Political motive fallacies

An introductory book on logic I keep returning to is Jamie White’s, Crimes Against Logic. I have already discussed its demolition of the ‘everyone is entitled to their own opinion’ fallacy. Another fallacy he disposes of is the ‘Motives Fallacy’. This is a special case of the ad hominem circumstantial fallacy – it resonates with me because I see it everywhere. The fallacy involves believing that exposing the motives behind an expressed opinion shows that the opinion is false.

In assessing testimony in a court of law motives are important. Elsewhere they are less so and yet they pervasively affect our attitudes. As White notes: ‘The Motive Fallacy is so common in politics that serious policy debate is almost nonexistent.’

Some examples.

Opinion 1: George Bush was morally justified in invading Iraq.

Motive Fallacy: George Bush invaded Iraq because he wanted Iraqi oil; because he wanted to do the work of the Jews; because he wanted to finish the work of his father; because he is a bloodthirsty militarist.

Analysis: All these claims about George Bush’s motives for invading Iraq might be true but still he may have been morally justified in invading Iraq.

Opinion 2: The WorkChoices legislation will improve labour market outcomes for Australian workers.

Motive Fallacy: John Howard is ‘just’ trying to destroy the trade unions, John Howard introduced WorkChoices because he wanted to do the work of the BCA, John Howard hates low income workers. (The word ‘just’ here is seen by White as a giveaway for spotting the Motive Fallacy. He is ‘just’ trying to destroy the trade unions so his claim that WorkChoices will increase worker welfare must be false. But ‘just’ is only a word – it does not help us to refute anything).
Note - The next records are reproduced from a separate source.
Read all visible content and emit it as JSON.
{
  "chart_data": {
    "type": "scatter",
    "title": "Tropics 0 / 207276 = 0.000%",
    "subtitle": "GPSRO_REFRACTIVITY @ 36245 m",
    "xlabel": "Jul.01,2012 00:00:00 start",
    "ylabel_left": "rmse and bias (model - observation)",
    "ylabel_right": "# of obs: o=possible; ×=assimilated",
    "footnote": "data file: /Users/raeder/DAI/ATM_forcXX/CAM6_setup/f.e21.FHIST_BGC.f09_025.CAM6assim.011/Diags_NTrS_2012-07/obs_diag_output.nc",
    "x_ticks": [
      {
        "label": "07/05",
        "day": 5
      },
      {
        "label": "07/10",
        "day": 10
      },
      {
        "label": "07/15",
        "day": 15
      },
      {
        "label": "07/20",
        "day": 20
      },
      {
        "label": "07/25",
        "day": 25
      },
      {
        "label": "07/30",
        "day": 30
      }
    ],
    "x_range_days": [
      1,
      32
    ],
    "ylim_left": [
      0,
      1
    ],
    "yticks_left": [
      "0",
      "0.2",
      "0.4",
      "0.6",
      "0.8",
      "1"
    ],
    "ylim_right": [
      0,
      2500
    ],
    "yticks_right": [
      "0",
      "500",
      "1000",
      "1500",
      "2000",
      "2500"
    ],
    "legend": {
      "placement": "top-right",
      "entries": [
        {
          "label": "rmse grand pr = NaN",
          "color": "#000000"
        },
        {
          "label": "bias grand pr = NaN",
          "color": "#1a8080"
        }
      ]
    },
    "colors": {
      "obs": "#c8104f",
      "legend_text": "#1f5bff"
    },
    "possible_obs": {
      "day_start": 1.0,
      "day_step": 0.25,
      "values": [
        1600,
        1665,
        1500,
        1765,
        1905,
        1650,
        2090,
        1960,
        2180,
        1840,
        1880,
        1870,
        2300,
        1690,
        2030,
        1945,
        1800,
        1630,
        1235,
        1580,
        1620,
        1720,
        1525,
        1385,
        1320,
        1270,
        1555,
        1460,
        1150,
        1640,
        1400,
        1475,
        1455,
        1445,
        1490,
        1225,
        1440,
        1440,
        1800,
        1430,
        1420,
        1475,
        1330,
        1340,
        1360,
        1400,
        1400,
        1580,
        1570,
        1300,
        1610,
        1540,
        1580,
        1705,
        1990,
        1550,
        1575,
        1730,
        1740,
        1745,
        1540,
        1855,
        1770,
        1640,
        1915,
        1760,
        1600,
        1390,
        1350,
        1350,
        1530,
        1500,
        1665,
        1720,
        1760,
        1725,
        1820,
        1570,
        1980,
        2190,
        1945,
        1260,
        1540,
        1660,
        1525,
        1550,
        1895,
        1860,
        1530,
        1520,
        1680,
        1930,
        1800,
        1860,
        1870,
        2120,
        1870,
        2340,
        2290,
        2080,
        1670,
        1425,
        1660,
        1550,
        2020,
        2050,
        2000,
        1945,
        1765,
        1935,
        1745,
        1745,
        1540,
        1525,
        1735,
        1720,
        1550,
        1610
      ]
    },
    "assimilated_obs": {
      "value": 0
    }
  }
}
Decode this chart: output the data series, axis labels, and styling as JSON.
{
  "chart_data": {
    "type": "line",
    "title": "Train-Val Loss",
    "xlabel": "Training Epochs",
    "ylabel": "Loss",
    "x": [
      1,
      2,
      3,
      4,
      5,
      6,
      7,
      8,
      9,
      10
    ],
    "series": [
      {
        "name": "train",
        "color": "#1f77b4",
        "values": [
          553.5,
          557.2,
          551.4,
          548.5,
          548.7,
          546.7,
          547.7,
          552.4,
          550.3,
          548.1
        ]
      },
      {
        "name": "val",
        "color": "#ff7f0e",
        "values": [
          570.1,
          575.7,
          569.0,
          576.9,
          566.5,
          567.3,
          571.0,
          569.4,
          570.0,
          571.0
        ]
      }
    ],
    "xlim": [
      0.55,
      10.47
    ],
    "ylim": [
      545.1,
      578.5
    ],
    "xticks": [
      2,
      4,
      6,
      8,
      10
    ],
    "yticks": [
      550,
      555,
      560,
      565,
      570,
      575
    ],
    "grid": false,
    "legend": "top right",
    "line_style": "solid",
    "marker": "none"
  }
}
Analysis: All of these claims about Howard may be true but WorkChoices may still improve the labour market outcomes of Australian workers.

The problem with falling prey to the Motives Fallacy in a political debate is that attention is turned away from the analysis of policy consequences. Policies just become part of a political game that seeks to establish who might win or lose. The specific effects of policies remain unanalyzed by the person who says ‘X is only just saying that because of Y’ where Y has nothing to do with the effects of the policy.

This is an exaggeration but not much of one. I recently commented on the blog response to recent IPCC reports that many commentators discussed the politics of these reports rather than their substance. I had to search hard for commentary on the latter.

Further examples of motive fallacies include.
  • HC tells his pianist daughter who is practicing a piano sonata for a forthcoming competition. ‘You played that piece as well as I have ever heard it played’. Daughter: ‘You are just saying that to give me encouragement, so I am not playing well’.
  • Gillard attacks WorkChoices as unfair to families because she wants to bolster the trade union movement (implied self-criticism here!).
  • Climate change denialist views should be ignored because the denialists are paid by big oil.

These last fallacy here is less straightforward if the premise is true. I am not sure that these statements cannot be construed as testimony so a non-expert evaluator might be rationally interested in motives.


rabee said...

In some situations with asymmetric information all you've got to go on is the incentive to lie.

You argue that the sate of the world is A and not B. I can't tell if it's A or B. If you have an incentive to say it's A, then saying A provides little information to me about whether the true state is A or B.

So incentives to distort the truth is very relevant in such cases.

However, in most real world cases the point of view is so clouded with imprecise language that it is not clear what the person is saying. In such cases motivation is used to clarify the point of view.

Further, in cases of blogs previous statements and points of view are relevant to understanding terse new advocacy of positions. History, clarifies and creates incentives.

derrida derider said...

This post is pretty ironic, harry, giovwen the comments you recently made on Andrew Norton's blogabout Teh Left.

hc said...


White is simply making the point that you cannot determine the truth or falsity of 'A' by looking at motives. You need to not be lazy and consider A.

The supposition is that A is not a testimony (I didn't steal the bread) but a claim about the world (Eating bread makes you healthy). White just says you cannot dismiss this claim because you know its maker runs a chain of bakeries.

DD, That was quite a different issue - I was hardly trying to justify their claim by suggesting a motive that would harm their case. And I was obviously exaggerating for emphasis.

Note BTW in second dot point above I do admmit some self-criticism. Not in relatrion to the issue you discuss however.